Consideração especial merece o objeto correspondente a um juízo, ou seja o objeto-expresso neste juízo, não enquanto pensado nele, senão enquanto existe independentemente do pensamento de dito juízo. O objeto, no caso do juízo, consiste, portanto, em que a um ente (que é expresso pelo sujeito do juízo) convém uma determinação qualquer (uma nota, uma qualidade, uma atividade, uma relação — justamente o que é expresso pelo predicado). Mas a estrutura lógica do juízo não corresponde uma estrutura especificamente igual do conteúdo objetivo real; a relação lógica de sujeito e predicado existe só em nosso pensamento, não “em si”, como pretende o transcendentalismo lógico. Certamente à relação lógica corresponde amiúde no objeto real (ou no conteúdo objetivo real) alguma relação análoga, p. ex., de substância e acidente; todavia o objeto de um juízo não possui necessariamente a estrutura de uma relação real. (Quando, p. ex., dizemos: “Deus é espírito”, a esta proposição não corresponde uma relação real entre Deus e seu ser espiritual). A forma lógica do juízo é precisamente nosso modo único de pensar e a verdade do juízo não exige que nosso “modo” de pensar se encontre na coisa, mas somente que o conteúdo ontológico corresponda ao “conteúdo” de pensamento. — Os objetos do juízo podem ser necessários e contingentes. Os objetos incondicionadamente necessários são (prescindindo da existência real de Deus) meros conteúdos essenciais, que em si não denotam ainda existência real; assim, p. ex., o objeto de juízo 2 X 2 = 4 não diz que 2 X 2 exista realmente nalgum sítio, mas diz tão-somente que a essência 2 X 2 traz consigo necessariamente a relação = 4, de sorte que, sempre que se realizem 2 X 2, necessariamente são = 4. Os objetos contingentes existem só na medida em que em certo momento lhes sobrevêm a existência real; frequentemente se lhes dá também o nome de fatos. — O modo de falar, segundo o qual ao juízo negativo verdadeiro corresponde “um objeto negativo existente em si” é equívoco; o juízo negativo é verdadeiro, precisamente quando o objeto nele negado “não” existe na ordem do ser; é contraditório atribuir ao negativo um “ser-em-si”; o negativo “existe” só em nosso pensamento. — De Vries. [Brugger]
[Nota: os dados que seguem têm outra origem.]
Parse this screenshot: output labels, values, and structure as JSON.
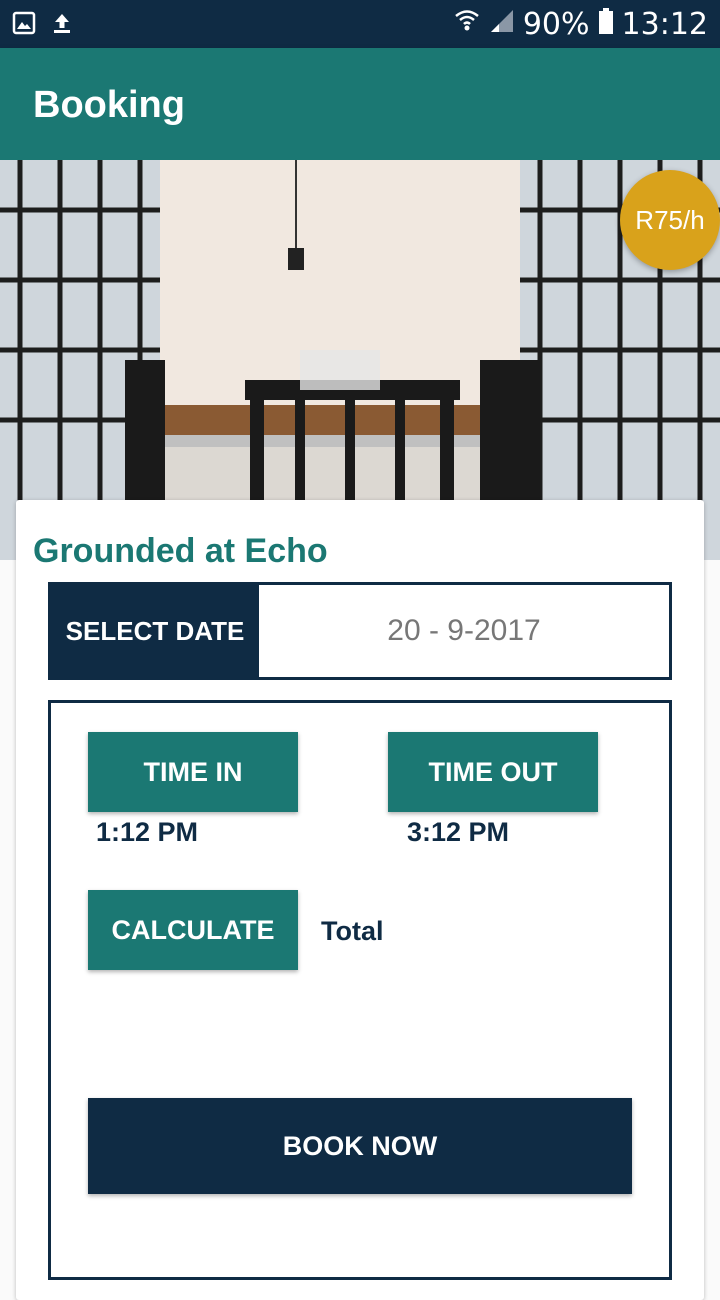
{
  "status_bar": {
    "battery": "90%",
    "time": "13:12",
    "icons": [
      "image-icon",
      "upload-icon",
      "wifi-icon",
      "signal-icon",
      "battery-icon"
    ]
  },
  "app_bar": {
    "title": "Booking"
  },
  "listing": {
    "price": "R75/h",
    "venue_name": "Grounded at Echo"
  },
  "booking": {
    "select_date_label": "SELECT DATE",
    "date_value": "20 - 9-2017",
    "time_in_label": "TIME IN",
    "time_in_value": "1:12 PM",
    "time_out_label": "TIME OUT",
    "time_out_value": "3:12 PM",
    "calculate_label": "CALCULATE",
    "total_label": "Total",
    "book_now_label": "BOOK NOW"
  },
  "colors": {
    "primary_dark": "#0f2b44",
    "primary": "#1b7873",
    "accent": "#d9a21b"
  }
}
Pode dizer-se que objeto significa, em geral, “o contraposto”.

Na história da filosofia ocidental, os significados do vocábulo podem dividir-se em dois grupos: aquele a que pode chamar-se tradicional, especial mente entre os escolásticos, e aquele a que pode chamar-se moderno, particularmente desde Kant.

Os escolásticos entenderam por objeto várias coisas; não se dá exatamente o mesmo sentido a objeto quando se trata do objeto em metafísica, em teoria do conhecimento e em ética. Contudo, há um sentido comum de objeto em qualquer caso, que é o de termo. Assim, em metafísica, o objeto é um termo, um fim, ou causa final; em teoria do conhecimento o objeto é o termo do ato do conhecimento especialmente a forma, quer como espécie sensível, quer como espécie inteligível; em ética, o objeto é a finalidade, o propósito, o justo. S. Tomás dizia que “objeto é aquilo sobre o qual cai algum poder ou condição. A referência intencional que isso põe não precisa de ser unicamente cognoscitiva>; pode ser também volitiva e emotiva. Ocupar-nos-emos primeiramente, do aspecto cognoscitivo. O objeto no sentido atrás definido chama-se, por vezes, “objeto conatural”. Mas o termo objeto qualifica-se de diversas maneiras. Por exemplo, fala-se de objeto direto ou imediato (quando o poder a que S. Tomás se referia alcança o objeto diretamente”; de objeto direto ou mediato (quando o poder em questão alcança o objeto por meio de outro objeto); de objeto formal e de objeto material. Estes dois últimos tipos de objeto interessam-nos aqui especialmente pelo uso frequente que se fez dos conceitos correspondentes. O objeto formal e o objeto material são habitualmente considerados “objetos do conhecimento”. O objeto formal é o alcançado direta e essencialmente (ou naturalmente) pelo poder ou ato. por meio do objeto formal, alcança-se o objeto material, que é simplesmente o termo para o qual aponta o poder ou ato de conhecimento através do objeto formal. O objeto material é como um objeto indeterminado; a sua determinação opera-se por meio do objeto formal. A diferença entre objeto material e objeto funda-se na diferença entre o conhecimento e o objeto do conhecimento. Note- se que, por vezes, o objeto formal se chama também sujeito, enquanto se expressa logicamente num termo no qual se predica algo.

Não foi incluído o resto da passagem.